Geweldig. Dus Alex vertelt haar van alles over mij, behalve de waarheid natuurlijk. Dat zou ook wel wat veel gevraagd zijn. Ik besluit niet te happen, en inwendig kook ik.

‘Vertel eens, sinds wanneer hebben jullie wat?’ vraag ik in een poging vriendelijk te zijn.

‘Nou, we hebben elkaar dus leren kennen op Gary’s première – dat weet je nog wel, jij hebt ons per slot van rekening aan elkaar voorgesteld!’

Aan het eind van haar zin klinkt een uitroepteken, zoals eigenlijk bij al haar zinnen.

‘En toen heeft Alex me de volgende dag op het werk gebeld om te vragen of ik zin had om met hem uit te gaan!’

De dag nadat ik hem heb verteld dat ik geen interesse had. De dag waarop we hebben geluncht en hij me nog eens duidelijk heeft gemaakt hoe verliefd hij op me was. Wat een toeval. Ik zou bijna medelijden met haar krijgen.

Ze praat maar door. ‘Ik kan gewoon niet geloven dat je niks doorhad. Vond je het dan helemaal niet gek dat ik elke dag buiten de deur ging lunchen?’

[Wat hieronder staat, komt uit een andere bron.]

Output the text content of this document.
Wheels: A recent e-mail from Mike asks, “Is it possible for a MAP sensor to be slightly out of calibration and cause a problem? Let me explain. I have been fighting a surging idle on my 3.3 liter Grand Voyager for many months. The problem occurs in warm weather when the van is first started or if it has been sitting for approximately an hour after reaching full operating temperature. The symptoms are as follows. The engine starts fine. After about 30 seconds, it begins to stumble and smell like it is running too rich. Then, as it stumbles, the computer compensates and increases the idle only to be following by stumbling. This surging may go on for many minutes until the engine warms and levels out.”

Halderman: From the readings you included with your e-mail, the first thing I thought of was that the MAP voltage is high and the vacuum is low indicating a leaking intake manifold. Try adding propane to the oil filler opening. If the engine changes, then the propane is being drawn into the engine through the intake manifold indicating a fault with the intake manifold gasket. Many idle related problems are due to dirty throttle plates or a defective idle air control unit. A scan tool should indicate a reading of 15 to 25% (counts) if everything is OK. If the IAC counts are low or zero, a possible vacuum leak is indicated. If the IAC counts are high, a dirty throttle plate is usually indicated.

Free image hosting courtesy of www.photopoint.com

‘Nee,’ zeg ik. ‘Helemaal niet.’

Nu ik er zo eens over denk, is ze inderdaad vaker weg dan normaal. Meestal neemt ze haar lunch mee – knapperige slablaadjes, lawaaierige crackertjes, wortels, als het maar herrie maakt – en dan zit ze aan haar bureau te knabbelen. Ze staat erop dat ik blijf om de telefoon aan te nemen als zij eet, ze heeft tenslotte pauze, en dus tel ik de seconden af tussen de happen en krimp ik ineen telkens als ze weer een hap naar haar mond brengt.

‘Maar goed, we zitten dus de hele tijd bij elkaar en het is natuurlijk nog maar kort, maar ik geloof echt dat het wat gaat worden. Het zou me niet verbazen als we binnenkort gingen samenwonen of zo!’